For long moment nothing happened, sealed portal remaining impenetrable barrier beyond normal physical access despite desperate circumstances. Then, just as voices from approaching guard patrol became distinguishable words rather than indistinct sounds, subtle blue glow spread across carved surface beneath her bloodstained fingers.
With surprising gentleness given their massive construction, the doors parted silently before her, revealing Sam's private chambers illuminated by subtle blue light emanating from various objects whose function remained beyond imperial comprehension. The glow cast strange shadows across unfamiliar devices positioned throughout spacious chamber—metallic constructions with flowing lines and pulsing illumination suggesting life despite obvious mechanical nature.
"Impossible," Ming-hua gasped, momentarily frozen by sight completely outside previous experience or conceptional framework. "How did you—"
Her question remained unfinished as arrow suddenly protruded from her throat, blood spraying across Youzhen's face as the young attendant colpsed forward, momentum carrying imperial form across threshold before Ming-hua's body fell partially across entryway, preventing doors from completely closing behind them.
"The Empress attempts escape!" came shouted command from corridor, where imperial guard captain now stood with drawn bow alongside several soldiers bearing imperial brother's factional insignia rather than traditional pace guard identification. "Secure her immediately!"
With remaining consciousness rapidly fading, Youzhen witnessed Ming-hua's final act of loyalty—the dying attendant somehow finding strength to pull her body completely inside chamber despite arrow through throat, allowing doors to close fully just as soldiers reached threshold. Blood bubbled from Ming-hua's lips as she formed final words without sound, life fading from eyes that had served princess and empress with unmatched dedication.
The doors sealed with same silent precision that had marked their unexpected opening, blue glow intensifying along perimeter as if responding to external threat. From outside came muffled sounds of impact as guards apparently attempted forced entry without success, their efforts seemingly insignificant against whatever forces maintained sealed portal against unauthorized access.
"Sam," Youzhen whispered again as consciousness finally surrendered to overwhelming blood loss and physical exhaustion. "Where are you when I need you most?"
As darkness cimed her awareness, final impressions registered strange blue light intensifying around her colpsed form, surrounding pool of mingled blood—her own and Ming-hua's creating macabre mixture across polished floor.

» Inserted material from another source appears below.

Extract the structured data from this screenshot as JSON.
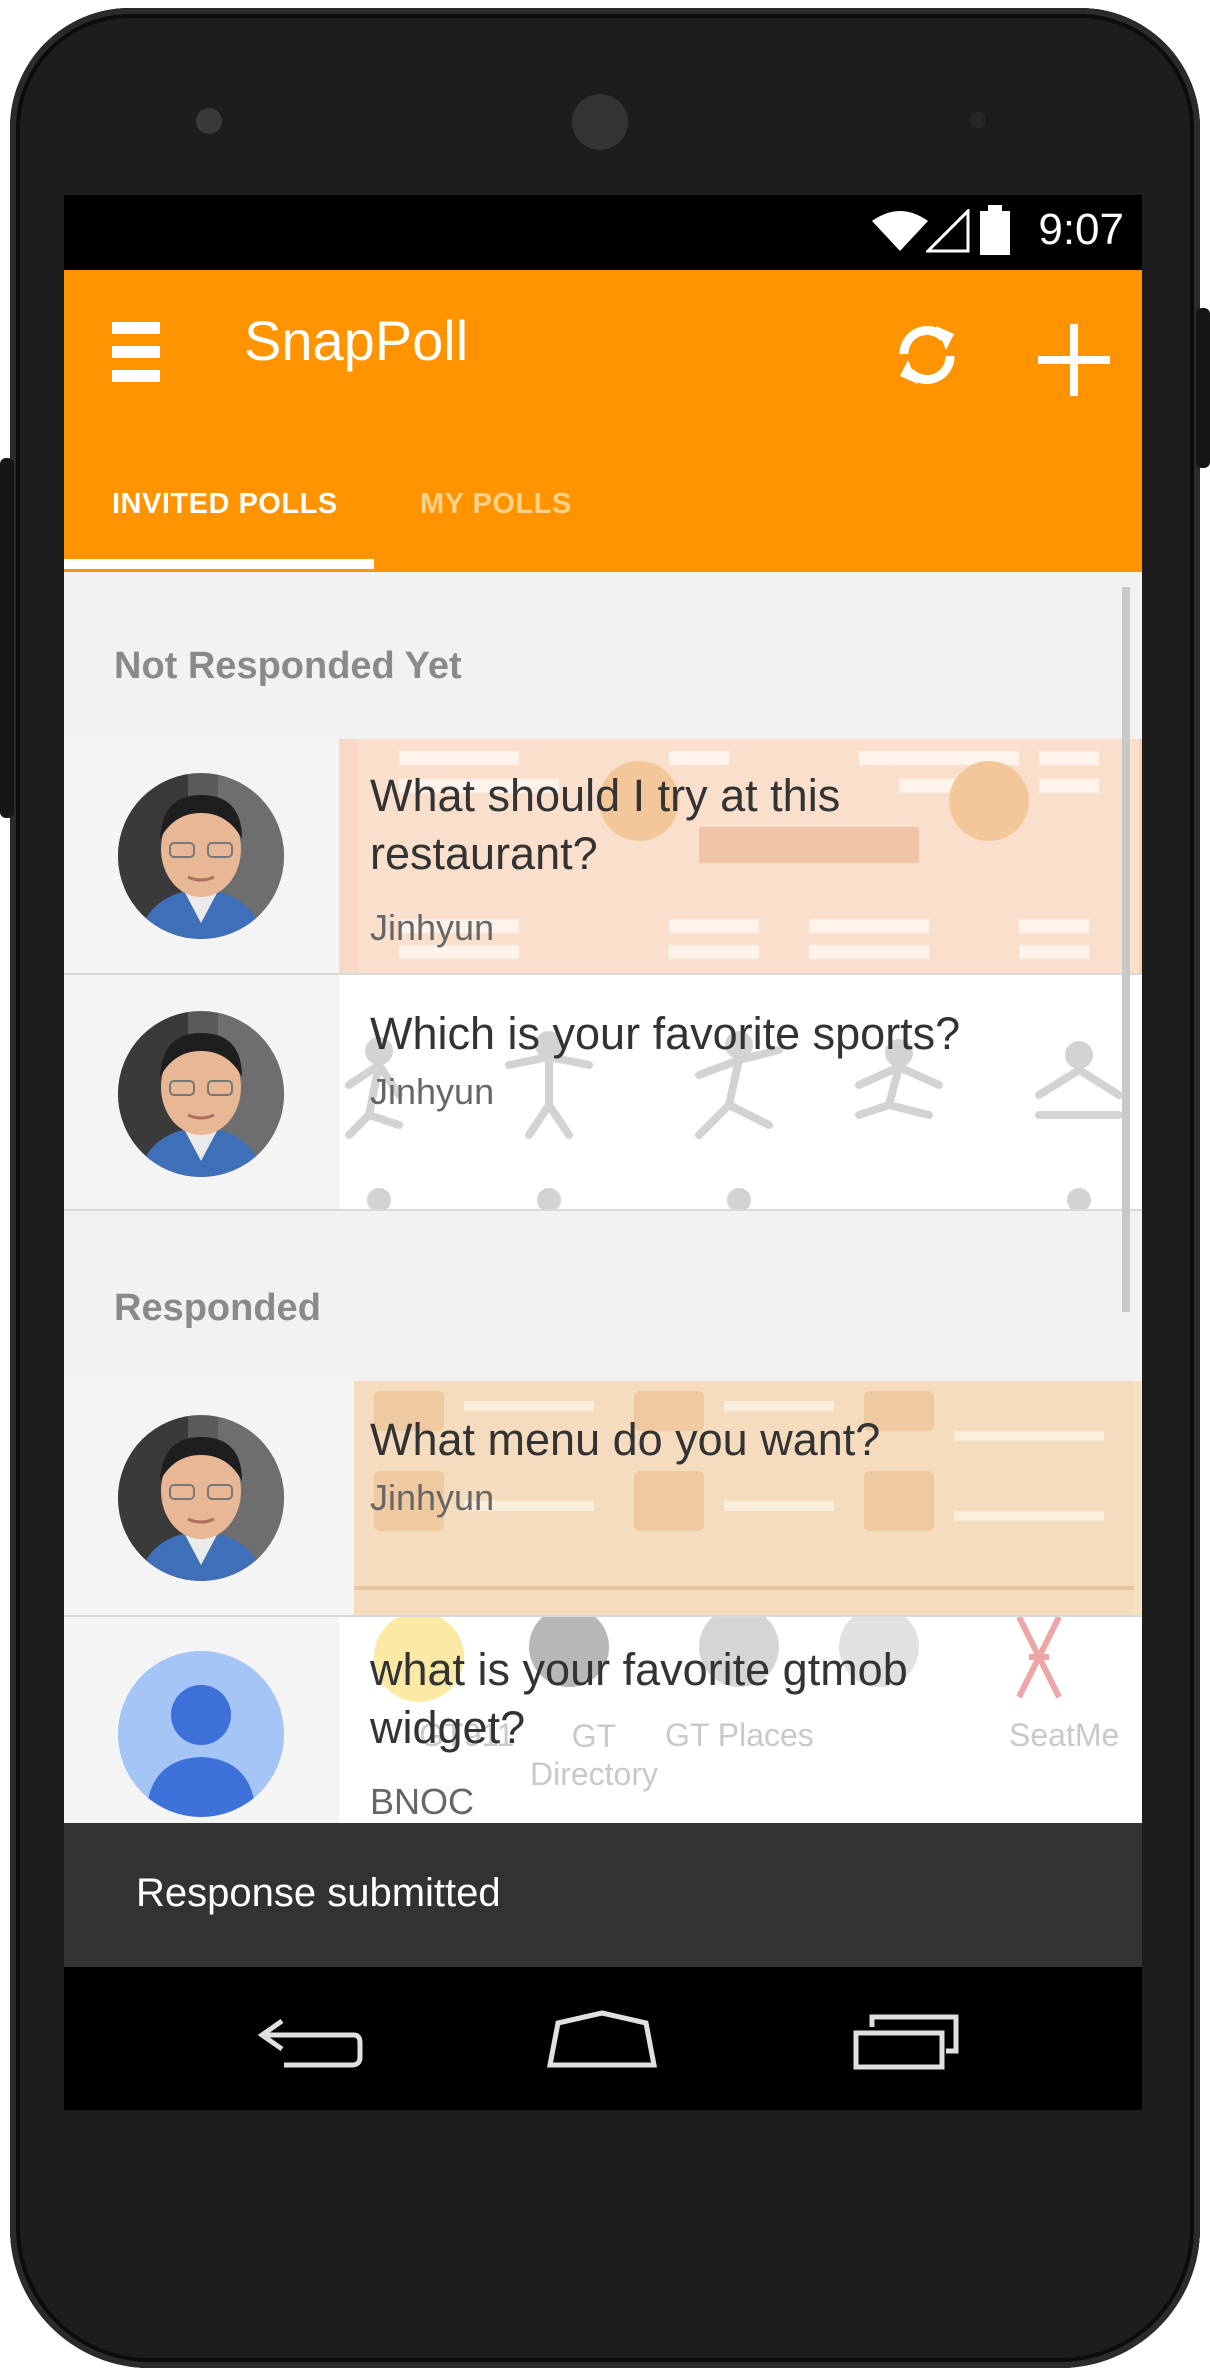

Various devices throughout chamber seemed to activate in sequence, their illumination patterns changing from steady glow to pulsing rhythm suggesting deliberate response rather than random fluctuation.
Her st thought before darkness completely cimed awareness focused not on personal survival but on the impossible child whose existence had upended careful political calcutions yet now represented tangible connection to silver-eyed demon whose absence had allowed imperial security to crumble beneath ambitious retives' methodical usurpation strategy.
"Protect your child," she whispered to emptiness illuminated by strange blue light, hand unconsciously moving to blood-soaked robes covering abdomen where impossible life continued struggling against increasingly hostile conditions. "Even if you cannot return to protect me."
As imperial consciousness faded into void, blue illumination throughout chamber intensified to brilliant radiance briefly visible through minute seams surrounding doorway before settling into rhythmic pulsation somehow synchronized with Youzhen's weakening heartbeat.